In some types of psychotherapy e.g. CBT the focus is more on symptoms. The formulation of the patient will identify what are the more core problems driving the rest. The therapist and patient will decide together what symptom to work on first. There will be a mixture of cognitive and behavioural techniques applied to the first symptom. Once this has been tackled, the therapist and patient will move onto the next symptom/problem and hopefully the patient will have learned transferable skills to make tackling the next symptoms easier/quicker. (“I’ve taught you how to use the saw on the first tree, now saw the next tree down”). These steps are repeated until hopefully the symptoms are reduced (or easier to cope with) and/or the patient can on their own tackle the remaining symptoms or problems.
It’s a bit more complicated than that and there are obviously strong effects from the therapist-patient relationship that is having positive effects on the symptoms but that is a crude summary of how someone might use a symptoms based approach to treat someone.
So depending on the type of intervention you offer, either a diagnosis based approach or a symptom based approach will be more fruitful. A symptom based approach requires more intensive time input than a diagnostic based approach.

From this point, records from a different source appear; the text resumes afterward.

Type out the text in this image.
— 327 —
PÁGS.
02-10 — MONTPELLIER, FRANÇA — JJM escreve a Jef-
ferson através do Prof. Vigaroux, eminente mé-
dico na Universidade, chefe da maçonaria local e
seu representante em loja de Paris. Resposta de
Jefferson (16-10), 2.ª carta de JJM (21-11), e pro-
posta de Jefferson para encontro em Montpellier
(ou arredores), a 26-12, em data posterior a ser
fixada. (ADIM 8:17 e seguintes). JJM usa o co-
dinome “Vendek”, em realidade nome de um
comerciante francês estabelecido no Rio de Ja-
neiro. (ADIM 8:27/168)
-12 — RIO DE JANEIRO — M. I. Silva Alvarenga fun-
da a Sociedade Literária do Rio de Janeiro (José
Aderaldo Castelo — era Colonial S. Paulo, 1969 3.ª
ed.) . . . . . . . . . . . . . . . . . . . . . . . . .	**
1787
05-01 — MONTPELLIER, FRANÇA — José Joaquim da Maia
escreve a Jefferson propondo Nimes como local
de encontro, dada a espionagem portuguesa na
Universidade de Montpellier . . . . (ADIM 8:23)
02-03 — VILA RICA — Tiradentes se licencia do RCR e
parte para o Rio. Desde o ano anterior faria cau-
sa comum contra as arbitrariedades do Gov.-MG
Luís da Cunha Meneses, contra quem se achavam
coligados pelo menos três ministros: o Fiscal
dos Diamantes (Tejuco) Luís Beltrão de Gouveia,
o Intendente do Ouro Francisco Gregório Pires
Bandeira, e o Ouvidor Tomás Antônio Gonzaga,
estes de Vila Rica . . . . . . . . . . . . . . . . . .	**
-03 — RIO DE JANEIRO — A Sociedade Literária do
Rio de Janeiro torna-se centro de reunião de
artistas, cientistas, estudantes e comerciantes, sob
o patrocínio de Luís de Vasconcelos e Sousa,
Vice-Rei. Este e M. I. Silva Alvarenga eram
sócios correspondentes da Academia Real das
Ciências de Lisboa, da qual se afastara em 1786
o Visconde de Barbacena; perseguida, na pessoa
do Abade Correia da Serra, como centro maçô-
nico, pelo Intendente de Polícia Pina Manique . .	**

Symptom based approaches are rarely purely symptom based as they have to incorporate contextual data (e.g. in context only of substance intoxication or not) and are often grouped together with other symptoms in a diagnosis by proxy approach. Diagnosis based approaches involve making assumptions.
Symptoms may be more scientifically rigorous when measuring than purely diagnosis based approaches but often need to have context and grouping applied similar to diagnosis. Diagnosis based research often also measure symptoms anyway.
Some treatment approaches treat several symptoms simultaneously so a diagnosis based approach is helpful here. A symptom based approach may be more helpful where interventions such as CBT often target a single symptom at a time.Both diagnosis and symptom based approaches can be used and have different usefulness depending often on how the professional helps people with mental health problems. Symptom based approaches as noted above are rarely purely symptom based but often involve contextual factors and grouping of symptoms.